Jane attributed the poverty of the immigrants to the fact that public authorities never took initiatives unless someone reminded them on what to do so as to address the poverty issue. Her design of Hull-House was based on views she had accumulated regarding Gilded Age ideologies, progressivism, Darwinism as well as Capitalism. She, therefore, noted that Hull-House would bring a solution to many industrial and social problems resulting from the modern life in the city. To her, industrialization was a source of misery and exploitation among the immigrants. Due to political crookedness, Jane Addams ensured that Hull-House remained practical but politically neutral. Her push was mainly on social reforms on the part of women’s and immigrants’ working conditions. Furthermore, the organization was non-religious given the fact that most immigrants lacked religious freedom. To her, each immigrant had a unique religious background, making it unsuitable to force them to follow one central religion (Addams, 1990).
Addams, however, notes that the generations of immigrants were changing, with the current immigrants enjoying health services, religious freedom, study, arts and social integration. On her part, she was vocal in addressing key issues like maternal deaths and sanitation. She also joined other activists in condemning oppressive labor laws. Her main drive was on cultural freedom and social equality for the immigrants. She pushed for a proper relationship between the poor and the rich without discrimination (Addams, 1990). Her push led to equality, regulation and trust among the immigrants not only within Hull-House but also across Chicago.
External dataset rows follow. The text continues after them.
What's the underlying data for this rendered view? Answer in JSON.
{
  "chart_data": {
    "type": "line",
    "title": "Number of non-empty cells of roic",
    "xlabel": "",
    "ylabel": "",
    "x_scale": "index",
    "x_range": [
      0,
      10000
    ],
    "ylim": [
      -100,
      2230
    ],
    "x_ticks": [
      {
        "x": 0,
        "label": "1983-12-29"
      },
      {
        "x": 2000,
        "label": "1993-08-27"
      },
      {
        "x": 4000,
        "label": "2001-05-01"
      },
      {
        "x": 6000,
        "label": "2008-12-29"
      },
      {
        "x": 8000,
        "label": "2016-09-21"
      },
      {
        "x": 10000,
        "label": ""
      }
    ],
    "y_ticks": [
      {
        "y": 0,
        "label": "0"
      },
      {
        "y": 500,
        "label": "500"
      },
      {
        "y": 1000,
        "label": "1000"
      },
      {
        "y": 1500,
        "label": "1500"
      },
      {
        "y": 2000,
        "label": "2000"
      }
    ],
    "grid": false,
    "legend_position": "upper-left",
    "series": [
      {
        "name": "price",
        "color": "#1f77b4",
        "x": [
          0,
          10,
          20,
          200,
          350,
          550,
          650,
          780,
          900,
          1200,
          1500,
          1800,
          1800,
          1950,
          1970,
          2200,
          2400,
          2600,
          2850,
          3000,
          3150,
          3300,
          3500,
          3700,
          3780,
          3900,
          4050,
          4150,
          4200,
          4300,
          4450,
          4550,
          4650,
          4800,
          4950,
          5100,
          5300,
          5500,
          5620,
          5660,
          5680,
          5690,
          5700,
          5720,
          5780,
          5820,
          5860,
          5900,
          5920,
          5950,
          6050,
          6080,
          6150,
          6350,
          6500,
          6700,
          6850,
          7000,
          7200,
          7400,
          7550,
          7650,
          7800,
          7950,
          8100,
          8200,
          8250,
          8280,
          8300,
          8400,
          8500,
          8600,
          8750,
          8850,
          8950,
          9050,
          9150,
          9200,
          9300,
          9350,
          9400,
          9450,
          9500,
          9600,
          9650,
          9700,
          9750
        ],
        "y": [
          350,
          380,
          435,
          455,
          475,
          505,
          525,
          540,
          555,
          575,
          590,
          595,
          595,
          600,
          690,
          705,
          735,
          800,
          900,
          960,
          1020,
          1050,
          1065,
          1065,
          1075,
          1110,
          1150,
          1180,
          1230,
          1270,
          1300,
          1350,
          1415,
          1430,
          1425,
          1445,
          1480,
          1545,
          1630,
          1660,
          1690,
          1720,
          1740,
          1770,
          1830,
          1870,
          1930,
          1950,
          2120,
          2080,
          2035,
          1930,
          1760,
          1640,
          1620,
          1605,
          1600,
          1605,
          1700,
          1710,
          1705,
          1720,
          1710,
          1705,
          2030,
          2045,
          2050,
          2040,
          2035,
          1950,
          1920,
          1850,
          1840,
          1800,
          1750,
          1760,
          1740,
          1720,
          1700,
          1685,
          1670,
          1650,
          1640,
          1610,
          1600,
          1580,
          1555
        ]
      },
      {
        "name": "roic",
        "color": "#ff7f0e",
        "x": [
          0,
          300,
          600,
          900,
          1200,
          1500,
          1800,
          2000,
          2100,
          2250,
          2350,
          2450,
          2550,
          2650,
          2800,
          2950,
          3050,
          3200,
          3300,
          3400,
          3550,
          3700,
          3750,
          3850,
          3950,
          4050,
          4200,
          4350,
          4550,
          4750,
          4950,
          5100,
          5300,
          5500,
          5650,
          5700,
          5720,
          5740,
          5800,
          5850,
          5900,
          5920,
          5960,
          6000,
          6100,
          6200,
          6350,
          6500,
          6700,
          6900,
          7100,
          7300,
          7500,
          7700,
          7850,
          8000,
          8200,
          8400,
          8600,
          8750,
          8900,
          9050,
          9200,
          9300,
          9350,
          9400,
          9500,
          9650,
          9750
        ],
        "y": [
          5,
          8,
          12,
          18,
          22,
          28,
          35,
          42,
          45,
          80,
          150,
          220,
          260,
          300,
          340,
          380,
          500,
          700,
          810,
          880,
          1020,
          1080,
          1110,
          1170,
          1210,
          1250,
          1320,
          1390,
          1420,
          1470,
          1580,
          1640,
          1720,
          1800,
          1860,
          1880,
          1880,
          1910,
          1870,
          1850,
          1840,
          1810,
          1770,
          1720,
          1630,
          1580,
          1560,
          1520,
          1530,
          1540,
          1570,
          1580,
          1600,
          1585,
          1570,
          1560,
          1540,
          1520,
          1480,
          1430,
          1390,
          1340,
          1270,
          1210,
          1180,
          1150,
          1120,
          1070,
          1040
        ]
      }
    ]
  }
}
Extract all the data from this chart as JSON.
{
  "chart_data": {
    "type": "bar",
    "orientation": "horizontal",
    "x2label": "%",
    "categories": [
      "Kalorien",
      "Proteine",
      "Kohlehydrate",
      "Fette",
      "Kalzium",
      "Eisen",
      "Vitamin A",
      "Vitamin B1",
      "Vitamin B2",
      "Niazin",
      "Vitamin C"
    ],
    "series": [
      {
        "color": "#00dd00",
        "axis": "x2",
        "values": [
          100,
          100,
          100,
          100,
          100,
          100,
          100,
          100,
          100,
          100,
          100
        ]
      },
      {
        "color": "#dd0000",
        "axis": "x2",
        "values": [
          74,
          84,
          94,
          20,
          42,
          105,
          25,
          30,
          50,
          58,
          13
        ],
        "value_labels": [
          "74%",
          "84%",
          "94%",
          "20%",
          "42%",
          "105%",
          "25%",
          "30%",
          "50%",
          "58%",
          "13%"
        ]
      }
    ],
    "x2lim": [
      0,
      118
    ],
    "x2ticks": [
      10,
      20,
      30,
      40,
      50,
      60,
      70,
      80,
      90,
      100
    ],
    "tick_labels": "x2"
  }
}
She continuously dismissed the existing beliefs about immigrants as foreigners who are inferior to other people. She, however, advocated for the government to carry out reforms that would enhance recognition of immigrants as full citizens in Chicago.
Jane Addams’ work is relevant in the current society given that groups of individuals continue to experience discrimination mainly on the basis of gender and race. In this respect, there is a critical need for social equality within the community for all citizens regardless of race or gender.